Escena de la Guerra Civil Española.

Toda la producción literaria del cubano Leonardo Padura me gusta. Escribe una novela tan negra y sabrosona como el café. Este Princesa de Asturias de las Letras, autor de El hombre que amaba a los perros —para mí, una novela histórica— acerca del asesinato de Trotsky, hizo otro escarceo en esta modalidad narrativa en La transparencia del tiempo mediante una estructura que combina diversos tiempos históricos. Sus libros exigen una lectura tranquila, como si las horas las midiesen viejos ventiladores de aspas colgados del techo.

Y ahora, en la recta final, quiero hablar de un autor y de un libro. Arturo Pérez-Reverte. Línea de fuego. Hijo del XX, el cartagenero apuró el siglo convertido en un superventas y en el XXI ha alcanzado el prestigio académico y se ha consolidado como el escritor más internacional en idioma español.

"Las miserias de la retaguardia de ambos bandos no aparecen en la novela, sólo las acciones en el frente, donde brota lo más abyecto y lo mejor de la condición humana"

Los premios de la crítica, tanto nacionales como autonómicos, son muy refractarios a concederse a novelas históricas. Por eso cuando alguna de ellas resulta galardonada, quienes amamos esta literatura brindamos para celebrarlo. El hereje, de Miguel Delibes, recibió en 1999 el Premio Nacional de Narrativa, y Línea de fuego ha obtenido el Premio de la Crítica en 2021. Han pasado algo más de dos décadas entre uno y otro reconocimiento, pero silbemos el tango de Carlos Gardel, porque veinte años no es nada.

La escritura de este miembro de la RAE limpia, fija y da esplendor al idioma mirando al futuro y al pasado, porque sabe cuándo usar un neologismo, emplear un cultismo o rescatar un arcaísmo. Si los neologismos son el desfloramiento de la lengua, los sonoros arcaísmos recuperan palabras tragadas por el sumidero del olvido. Pensemos en sus artículos en prensa o en Alatriste.

Mantiene incólume su territorio literario y su estilo ha evolucionado hacia la depuración de un lenguaje de absoluta eficacia narrativa. Nada sobra y falta en su modo de contar, al igual que ninguna escena falta o sobra en el montaje de las películas de Alfred Hitchcock.

Salvar al soldado Ryan

Línea de fuego se ambienta en 1938, durante la batalla del Ebro, en un imaginario pueblo aragonés donde, a lo largo de unos pocos días, combaten tropas nacionales y republicanas hasta que, como en el desenlace real de la batalla, se retiran las fuerzas gubernamentales del territorio ganado en los primeros compases de la fulgurante ofensiva.

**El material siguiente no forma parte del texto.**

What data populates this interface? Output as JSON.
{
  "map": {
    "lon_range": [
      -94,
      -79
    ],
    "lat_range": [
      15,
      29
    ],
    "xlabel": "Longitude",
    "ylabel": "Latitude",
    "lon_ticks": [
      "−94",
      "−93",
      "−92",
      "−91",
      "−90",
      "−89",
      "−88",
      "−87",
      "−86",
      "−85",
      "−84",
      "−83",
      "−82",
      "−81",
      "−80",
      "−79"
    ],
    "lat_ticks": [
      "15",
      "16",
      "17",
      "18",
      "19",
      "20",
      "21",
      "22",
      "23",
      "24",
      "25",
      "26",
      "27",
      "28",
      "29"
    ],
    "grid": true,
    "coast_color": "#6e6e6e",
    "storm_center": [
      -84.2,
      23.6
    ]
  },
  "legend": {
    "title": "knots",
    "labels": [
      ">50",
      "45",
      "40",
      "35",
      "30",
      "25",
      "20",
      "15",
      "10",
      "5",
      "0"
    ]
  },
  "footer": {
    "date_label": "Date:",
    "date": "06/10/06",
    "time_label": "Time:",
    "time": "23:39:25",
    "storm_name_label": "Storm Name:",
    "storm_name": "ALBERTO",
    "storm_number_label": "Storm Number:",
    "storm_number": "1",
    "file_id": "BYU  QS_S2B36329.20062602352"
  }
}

Al igual que en las escenas bélicas de Salvar al soldado Ryan parece que las tomas las realiza un corresponsal de guerra con una cámara al hombro metido en el fregado, en la novela el narrador introduce al lector en el cogollo a base del presente de indicativo y de una voz narrativa —de ritmo acelerado en los tiroteos— que, de manera deliberada, recuerda al tono de palabras ametralladas a máquina de las crónicas periodísticas, como si los acontecimientos sucediesen en la actualidad y el deber del narrador fuese testimoniarlos.

Las miserias de la retaguardia de ambos bandos no aparecen en la novela, sólo las acciones en el frente, donde brota lo más abyecto y lo mejor de la condición humana, y donde el afán por salvar el pellejo —cobardeando y huyendo si es menester— convive con el heroísmo de alto octanaje. Hay escenas antológicas, como la de la embarazada que da a luz y es ayudada por ambos bandos, convertida en símbolo esperanzador de la lucha fratricida. Todo el territorio literario revertiano aparece en esta Ilíada de nuestra guerra civil, pues los soldados pueden ser igualmente griegos y troyanos, o franceses y británicos en Waterloo, ya que el libro tiene la virtud de radiografiar la condición humana y resaltar la épica. Hacer hincapié en el factor humano y dejar en umbría las ideologías es uno de los principales aciertos de la novela de un escritor al que la vida le ha dado un aspecto de arponero elegante, como si, con las piernas cruzadas, leyese Moby Dick en el velador de alguna terraza junto al mar.